Oracle Declares War On Open Source

Some days, it doesn’t pay to be a Java shop.  Oracle has discontinued OpenSolaris and is suing Google over making a Java fork for their mobile phones.  Are OpenJDK, mySQL, and OpenOffice next on the destructive rampage?

We like using open source.  We also like coding our Web apps in Java; it’s heavier duty than PHP/Ruby and more open than .NET – or at least it was.  We’re actually a big Oracle shop – we use mySQL for our cloud offerings but use loads of Oracle databases (and Oracle ERP) internally.  But it’s hard to interpret this as anything other than a series of crappy moves that will result in diminishing the ecosystem we’re trying to use to create products and Web apps.

It seems like Larry Ellison is really fond of the old Microsoft “I am your monopolistic corporate overlord” kind of business relationship.  Warning – if we want one of those, we’d use Microsoft; they’re cheaper and better at it.
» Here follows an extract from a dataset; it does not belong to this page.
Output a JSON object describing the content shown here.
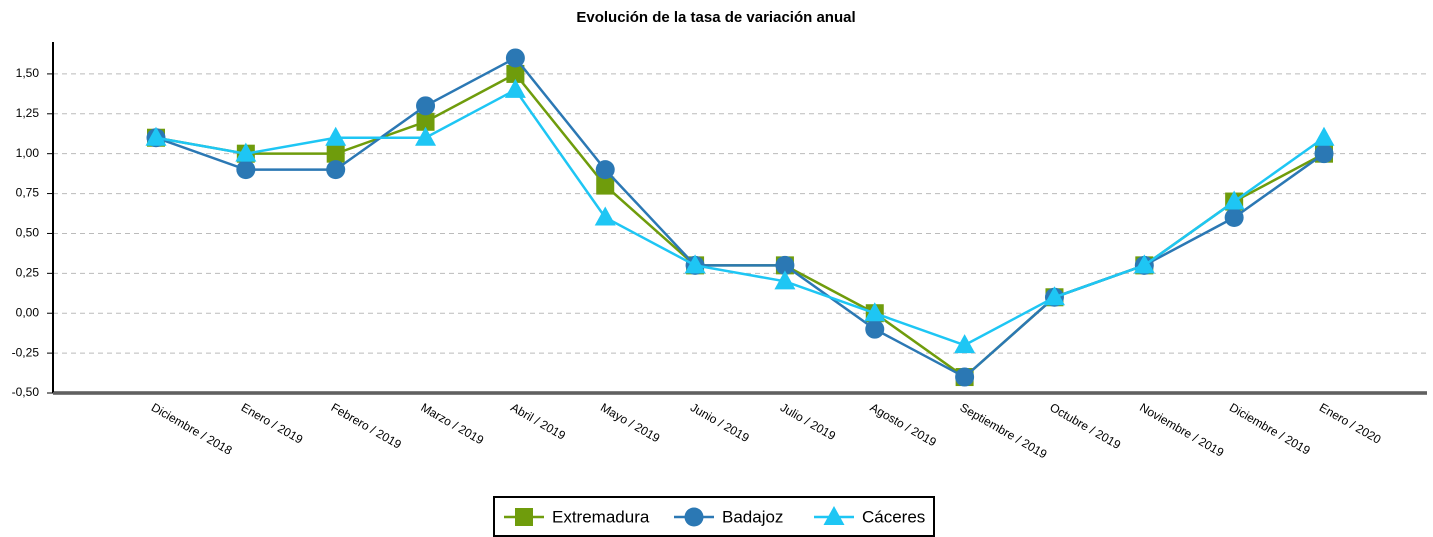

It’s partly the fault of the open source “companies” – they willingly sell out to the corporate-overlord set (Microsoft, Oracle, IBM, HP, CA) and then, no matter what they say, they’re not really open any more.  Java was allegedly open sourced by Sun but now Oracle is suing Google for exercising that open source license on the basis of patent infringement.  Heck, a lot of the open source companies have instead become “open core” which is often mostly a lie.

So is Open Source already dead, and this is just part of the feeding frenzy of the big boys scooping it up?